Bunu ardından Avukat (kadın) von der Behrens bir delil dilekçesi okudu: Zschäpe ceza davasında ./. diğerlerinin yanısıra 6 St 3/12 dahilinde, [diğerlerinin yanısıra] 1 numaralı belgeye eklenmiş olan, 2001 yılı 10 numaralı Deutschen Stimme gazetesinde 10. sayfada “Halklara özgürlük – Küreselleşmecilere küresel Vietnamları!” başlığı altında bulunan makale hakkında yazılı bir açıklama okunmak isteniyor.
Sebep: Dilekçeyle sunulan “Halklara özgürlük – Küreselleşmecilere küresel Vietnamları!” başlıklı gazete makalesi önemlidir, çünkü Thüringer Heimatschutz’un ve böylece 2001 yılında THS’nin önder figürlerinden biri olarak sanık Wohlleben’in de, Almanya’nın sadece sürekli bir savaş halinde bulunmadığı, ayrıca “Alman Halkı”nın da “Halk Katliamı” kurbanı olmak tehlikesi altında bulunduğu şeklindeki dünya görüşünün propagandasını açıkça yaptığını gösterecektir.
Devamında Avukat Hoffman bir delil dilekçesi sundu: Zschäpe ceza davasında ./. diğerlerinin yanısıra 6 St 3/12 dahilinde, Thürigen Eyaleti Anayasayı Koruma Dairesinin bir çalışanın tanık olarak sorgulanması, bu dahilde yardımcı olarak, PC Records, Chemnitz tarafından 2005,2008, 2009 yıllarında yayınlanmış olan “Fest der Völker” DVD setlerinin Thürigen Eyaleti Anayasayı Koruma Dairesinden istenmesi ve aşağıdaki vakıalarla ilgili olarak sergilenmesi talep edilmektedir: 1. Halklar Festivali 2005 yılından 2009 yılına kadar sanık Ralf Wohlleben’in yönetimi altında düzenlenmiştir.

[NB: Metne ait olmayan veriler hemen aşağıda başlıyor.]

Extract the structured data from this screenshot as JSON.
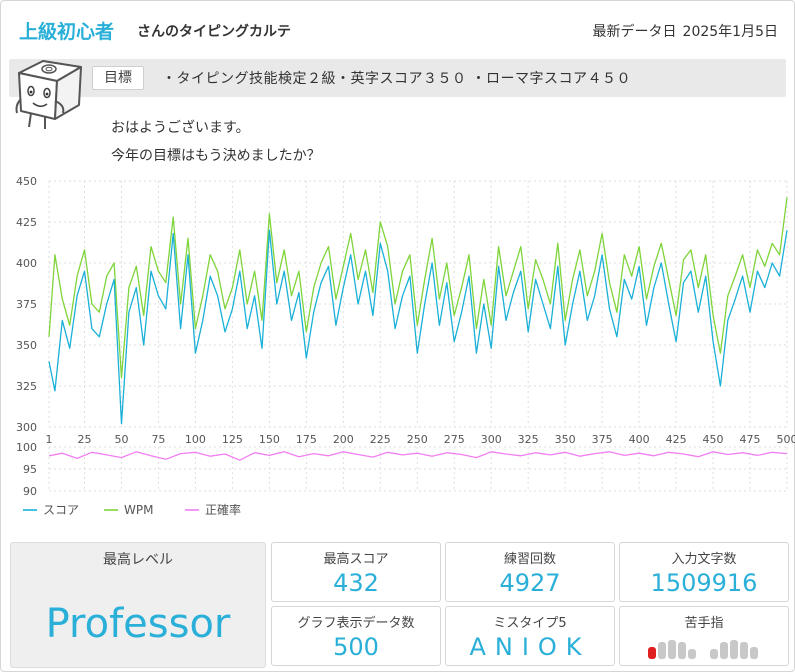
{
  "header": {
    "user_name": "上級初心者",
    "user_suffix": "さんのタイピングカルテ",
    "latest_label": "最新データ日",
    "latest_date": "2025年1月5日"
  },
  "goal": {
    "label": "目標",
    "text": "・タイピング技能検定２級・英字スコア３５０ ・ローマ字スコア４５０"
  },
  "greeting": {
    "line1": "おはようございます。",
    "line2": "今年の目標はもう決めましたか？"
  },
  "colors": {
    "score": "#1ab0d8",
    "wpm": "#7fd43a",
    "accuracy": "#f17ff1",
    "accent": "#2ab0d8",
    "weak_finger": "#e02020",
    "finger": "#c8c8c8"
  },
  "chart_data": {
    "type": "line",
    "x_ticks": [
      1,
      25,
      50,
      75,
      100,
      125,
      150,
      175,
      200,
      225,
      250,
      275,
      300,
      325,
      350,
      375,
      400,
      425,
      450,
      475,
      500
    ],
    "x_range": [
      1,
      500
    ],
    "upper": {
      "ylim": [
        300,
        450
      ],
      "yticks": [
        300,
        325,
        350,
        375,
        400,
        425,
        450
      ],
      "grid": true
    },
    "lower": {
      "ylim": [
        90,
        100
      ],
      "yticks": [
        90,
        95,
        100
      ],
      "grid": true
    },
    "series": [
      {
        "name": "スコア",
        "panel": "upper",
        "x": [
          1,
          5,
          10,
          15,
          20,
          25,
          30,
          35,
          40,
          45,
          50,
          55,
          60,
          65,
          70,
          75,
          80,
          85,
          90,
          95,
          100,
          105,
          110,
          115,
          120,
          125,
          130,
          135,
          140,
          145,
          150,
          155,
          160,
          165,
          170,
          175,
          180,
          185,
          190,
          195,
          200,
          205,
          210,
          215,
          220,
          225,
          230,
          235,
          240,
          245,
          250,
          255,
          260,
          265,
          270,
          275,
          280,
          285,
          290,
          295,
          300,
          305,
          310,
          315,
          320,
          325,
          330,
          335,
          340,
          345,
          350,
          355,
          360,
          365,
          370,
          375,
          380,
          385,
          390,
          395,
          400,
          405,
          410,
          415,
          420,
          425,
          430,
          435,
          440,
          445,
          450,
          455,
          460,
          465,
          470,
          475,
          480,
          485,
          490,
          495,
          500
        ],
        "values": [
          340,
          322,
          365,
          348,
          380,
          395,
          360,
          355,
          375,
          390,
          302,
          370,
          385,
          350,
          395,
          380,
          372,
          418,
          360,
          405,
          345,
          365,
          392,
          380,
          358,
          372,
          395,
          360,
          380,
          348,
          420,
          375,
          395,
          365,
          382,
          342,
          370,
          388,
          398,
          362,
          385,
          405,
          375,
          395,
          368,
          412,
          395,
          360,
          380,
          392,
          345,
          375,
          400,
          362,
          388,
          352,
          370,
          392,
          345,
          375,
          348,
          398,
          365,
          382,
          395,
          358,
          390,
          375,
          360,
          398,
          350,
          375,
          395,
          365,
          380,
          405,
          372,
          355,
          390,
          378,
          398,
          362,
          385,
          400,
          375,
          352,
          388,
          395,
          370,
          392,
          352,
          325,
          365,
          378,
          392,
          370,
          395,
          385,
          400,
          392,
          420
        ]
      },
      {
        "name": "WPM",
        "panel": "upper",
        "x": [
          1,
          5,
          10,
          15,
          20,
          25,
          30,
          35,
          40,
          45,
          50,
          55,
          60,
          65,
          70,
          75,
          80,
          85,
          90,
          95,
          100,
          105,
          110,
          115,
          120,
          125,
          130,
          135,
          140,
          145,
          150,
          155,
          160,
          165,
          170,
          175,
          180,
          185,
          190,
          195,
          200,
          205,
          210,
          215,
          220,
          225,
          230,
          235,
          240,
          245,
          250,
          255,
          260,
          265,
          270,
          275,
          280,
          285,
          290,
          295,
          300,
          305,
          310,
          315,
          320,
          325,
          330,
          335,
          340,
          345,
          350,
          355,
          360,
          365,
          370,
          375,
          380,
          385,
          390,
          395,
          400,
          405,
          410,
          415,
          420,
          425,
          430,
          435,
          440,
          445,
          450,
          455,
          460,
          465,
          470,
          475,
          480,
          485,
          490,
          495,
          500
        ],
        "values": [
          355,
          405,
          378,
          362,
          392,
          408,
          375,
          370,
          392,
          400,
          330,
          385,
          398,
          368,
          410,
          395,
          388,
          428,
          375,
          415,
          360,
          380,
          405,
          395,
          372,
          385,
          408,
          375,
          395,
          365,
          430,
          388,
          408,
          380,
          395,
          358,
          385,
          400,
          410,
          378,
          398,
          418,
          390,
          408,
          382,
          425,
          410,
          375,
          395,
          405,
          362,
          390,
          415,
          378,
          400,
          368,
          385,
          405,
          360,
          390,
          362,
          410,
          380,
          395,
          410,
          372,
          402,
          390,
          375,
          412,
          365,
          390,
          408,
          380,
          395,
          418,
          388,
          370,
          405,
          392,
          410,
          378,
          398,
          412,
          390,
          368,
          402,
          408,
          385,
          405,
          368,
          345,
          380,
          392,
          405,
          385,
          408,
          398,
          412,
          405,
          440
        ]
      },
      {
        "name": "正確率",
        "panel": "lower",
        "x": [
          1,
          10,
          20,
          30,
          40,
          50,
          60,
          70,
          80,
          90,
          100,
          110,
          120,
          130,
          140,
          150,
          160,
          170,
          180,
          190,
          200,
          210,
          220,
          230,
          240,
          250,
          260,
          270,
          280,
          290,
          300,
          310,
          320,
          330,
          340,
          350,
          360,
          370,
          380,
          390,
          400,
          410,
          420,
          430,
          440,
          450,
          460,
          470,
          480,
          490,
          500
        ],
        "values": [
          98.0,
          98.6,
          97.4,
          98.8,
          98.2,
          97.6,
          98.9,
          98.0,
          97.2,
          98.5,
          98.8,
          97.9,
          98.4,
          97.0,
          98.7,
          98.1,
          98.9,
          97.8,
          98.5,
          98.0,
          98.9,
          98.3,
          97.7,
          98.8,
          98.2,
          98.6,
          97.9,
          98.7,
          98.3,
          97.6,
          98.9,
          98.4,
          98.0,
          98.7,
          98.2,
          98.8,
          97.9,
          98.5,
          98.9,
          98.1,
          98.6,
          98.0,
          98.8,
          98.4,
          97.8,
          98.9,
          98.3,
          98.7,
          98.1,
          98.8,
          98.5
        ]
      }
    ],
    "legend": {
      "placement": "bottom-left"
    }
  },
  "stats": {
    "level_title": "最高レベル",
    "level_value": "Professor",
    "max_score_title": "最高スコア",
    "max_score_value": "432",
    "practice_title": "練習回数",
    "practice_value": "4927",
    "chars_title": "入力文字数",
    "chars_value": "1509916",
    "graph_points_title": "グラフ表示データ数",
    "graph_points_value": "500",
    "mistype_title": "ミスタイプ5",
    "mistype_value": "ANIOK",
    "weak_finger_title": "苦手指",
    "weak_finger_index": 0
  }
}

NPD’nin etkinliğine bütün Avrupa’dan çok sayıda önde gelen aşırı sağ organizasyon ve neredeyse hepsi uluslararası Neonazi müzik şebekesi “Blood and Honour”a dahil olan müzik grubu katılmıştır. Açık Neonazi karakterinden dolayı uluslararası ilgiye mazhar olan etkinlik, 2005 ve 2009 yılları arasında gerçekleştirilmiştir. Festivalin sloganı ve sahip olması amaçlanan uluslararası karakter, NPD’nin ve Avrupa aşırı sağ camiasının modernleşme ve uluslararasılaşma çabalarını açıkça göstermektedir.
Sebep: Sanık Wohlleben 16 Aralık 2015 tarihli açıklamasında, kendisinin 1990’ların ortasından itibaren “yabancılara karşı” bir tutumu olmadığını, “sadece” “yabancıların kitleler halinde Almanya’ya göç etmesine” teşvik eden koşulları yaratan politikaya karşı olduğunu iddia etmiştir. Politik amaçlara ulaşmak amacıyla şiddet kullanılmasını her zaman reddettiğini, bunu açıkça savunmuş olduğunu, bu yüzden bu görüşünün “milliyetçi kamp” denilen topluluk dahilinde bilindiğini söylemiştir. Delil kaydı, bu ifadelerin doğru olmadığını gösterecektir. Duruşma günü saat 12:30’da sona erdi.